Cette liste reflète l'annonce de la DGI elle-même du 28 novembre 2024 -- si vous n'êtes pas certain qu'une exemption s'applique encore à votre entreprise, confirmez-le directement auprès de la DGI plutôt que de présumer qu'une ancienne dérogation a survécu à la clôture de janvier 2025.
Une facture conforme suit cette séquence dans le cadre du régime CFE de la DGI :
Il ne s'agit pas d'un dédouanement strict facture par facture -- la DGI préautorise la numérotation, et non chaque document individuel en temps réel -- mais chaque CFE doit néanmoins parvenir à la DGI et réussir ses contrôles pour constituer un document fiscal valable.

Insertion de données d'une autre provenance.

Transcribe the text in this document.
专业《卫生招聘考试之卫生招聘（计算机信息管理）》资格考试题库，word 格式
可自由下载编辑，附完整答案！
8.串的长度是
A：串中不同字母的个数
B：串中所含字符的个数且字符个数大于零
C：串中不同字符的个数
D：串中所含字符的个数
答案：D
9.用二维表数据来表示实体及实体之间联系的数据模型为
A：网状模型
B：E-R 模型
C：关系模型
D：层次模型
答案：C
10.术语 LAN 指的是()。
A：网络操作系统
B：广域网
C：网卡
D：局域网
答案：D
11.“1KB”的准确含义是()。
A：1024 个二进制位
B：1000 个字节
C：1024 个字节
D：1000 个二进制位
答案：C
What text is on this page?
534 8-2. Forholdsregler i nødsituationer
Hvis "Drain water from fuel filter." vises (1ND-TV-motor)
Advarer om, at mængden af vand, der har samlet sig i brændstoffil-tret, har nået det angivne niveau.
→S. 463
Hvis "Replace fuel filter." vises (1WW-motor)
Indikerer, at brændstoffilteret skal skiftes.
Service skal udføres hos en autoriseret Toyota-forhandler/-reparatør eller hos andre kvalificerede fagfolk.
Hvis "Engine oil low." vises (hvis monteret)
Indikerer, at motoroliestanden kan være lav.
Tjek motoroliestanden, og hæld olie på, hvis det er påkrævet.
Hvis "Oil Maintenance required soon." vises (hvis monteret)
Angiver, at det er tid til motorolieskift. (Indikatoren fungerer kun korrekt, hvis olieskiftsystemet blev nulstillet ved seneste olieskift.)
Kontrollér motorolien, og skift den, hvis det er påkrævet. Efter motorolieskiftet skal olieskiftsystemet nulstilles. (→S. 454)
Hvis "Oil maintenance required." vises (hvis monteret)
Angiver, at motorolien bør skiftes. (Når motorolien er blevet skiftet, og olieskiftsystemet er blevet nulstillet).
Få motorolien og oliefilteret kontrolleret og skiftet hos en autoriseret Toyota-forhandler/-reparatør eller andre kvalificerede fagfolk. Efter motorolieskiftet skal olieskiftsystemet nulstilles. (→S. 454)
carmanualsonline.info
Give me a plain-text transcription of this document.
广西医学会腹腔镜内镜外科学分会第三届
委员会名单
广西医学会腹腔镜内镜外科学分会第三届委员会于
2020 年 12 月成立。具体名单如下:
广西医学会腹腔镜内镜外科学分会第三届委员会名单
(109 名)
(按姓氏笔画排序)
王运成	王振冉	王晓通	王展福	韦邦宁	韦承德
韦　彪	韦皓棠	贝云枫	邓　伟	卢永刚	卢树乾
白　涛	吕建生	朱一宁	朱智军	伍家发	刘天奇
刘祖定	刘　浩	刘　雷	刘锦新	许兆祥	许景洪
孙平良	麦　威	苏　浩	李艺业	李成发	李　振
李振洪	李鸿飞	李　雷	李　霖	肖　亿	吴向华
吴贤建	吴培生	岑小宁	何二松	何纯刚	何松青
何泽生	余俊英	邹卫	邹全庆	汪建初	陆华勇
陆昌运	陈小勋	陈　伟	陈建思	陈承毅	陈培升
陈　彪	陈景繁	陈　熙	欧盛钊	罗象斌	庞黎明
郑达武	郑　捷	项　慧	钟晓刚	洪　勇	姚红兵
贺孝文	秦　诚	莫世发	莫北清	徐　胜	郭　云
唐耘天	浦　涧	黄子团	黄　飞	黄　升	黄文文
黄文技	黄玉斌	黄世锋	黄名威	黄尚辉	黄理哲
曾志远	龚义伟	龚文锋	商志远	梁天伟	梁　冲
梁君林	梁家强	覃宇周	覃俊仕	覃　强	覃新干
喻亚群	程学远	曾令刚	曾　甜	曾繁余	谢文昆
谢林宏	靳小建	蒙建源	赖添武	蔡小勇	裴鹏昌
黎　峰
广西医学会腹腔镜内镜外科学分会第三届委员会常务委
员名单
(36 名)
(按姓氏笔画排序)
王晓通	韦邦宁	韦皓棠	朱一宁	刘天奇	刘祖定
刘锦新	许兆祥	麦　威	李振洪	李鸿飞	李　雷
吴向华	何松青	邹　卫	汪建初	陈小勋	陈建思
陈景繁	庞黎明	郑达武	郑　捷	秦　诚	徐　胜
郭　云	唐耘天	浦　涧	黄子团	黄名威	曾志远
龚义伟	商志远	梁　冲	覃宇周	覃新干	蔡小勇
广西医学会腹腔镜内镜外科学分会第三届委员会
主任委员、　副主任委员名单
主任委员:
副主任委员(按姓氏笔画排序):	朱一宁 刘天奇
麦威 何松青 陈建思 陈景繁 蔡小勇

La plupart des entreprises qui lisent ceci sont probablement déjà tenues d'émettre des CFE, étant donné depuis combien de temps l'obligation uruguayenne est en vigueur -- le travail réel et actuel consiste généralement à maintenir la conformité à mesure que la DGI fait évoluer le schéma technique, et non à réaliser un déploiement pour la première fois.
Vérifiez si vous avez été inclus dans une vague antérieure par tranche de chiffre d'affaires (2014-2019) ou si vous n'êtes entré dans le champ d'application qu'avec l'obligation universelle de janvier 2025 -- et confirmez que vous ne relevez pas de l'une des rares exemptions restantes.
Vous aurez besoin d'un certificat électronique accrédité pour signer vos CFE, et devrez demander à la DGI votre première plage numérotée (CAE) avant de pouvoir émettre des documents conformes.
Utilisez l'e-Factura pour les ventes B2B, l'e-Ticket pour le commerce de détail/B2C, et les types de documents correspondants pour l'exportation, le bon de livraison ou la retenue à la source, le cas échéant -- émettre le mauvais type crée de réels problèmes de conformité.
Vérifiez que votre logiciel produit réellement un XML de CFE conforme et signé, et le transmet à la DGI -- ne vous fiez pas à un processus manuel ou par lots qui pourrait prendre du retard sur les exigences de numérotation et de validation de la DGI.
Une plage de CAE est valable deux ans et doit être demandée par lots d'au moins 100 numéros -- l'épuiser en pleine activité vous empêcherait d'émettre des factures conformes.
La DGI révise périodiquement la spécification technique du CFE -- le plus récemment vers la v25.1, avec de nouveaux contrôles obligatoires à compter du 15 avril 2026 -- interrogez donc directement votre prestataire plutôt que de présumer d'une compatibilité continue.
L'Uruguay ne fixe aucun barème d'amendes spécifique au CFE -- le Decreto 36/012 lui-même indique que le non-respect est sanctionné selon le régime général du Código Tributario, et non par un tableau de sanctions dédié à la facturation électronique. Cela signifie que l'exposition réelle relève des dispositions ordinaires de procédure fiscale : non-conformité formelle, amendes pour impôt sous-déclaré et -- en cas de dol véritable -- responsabilité pénale pour fraude.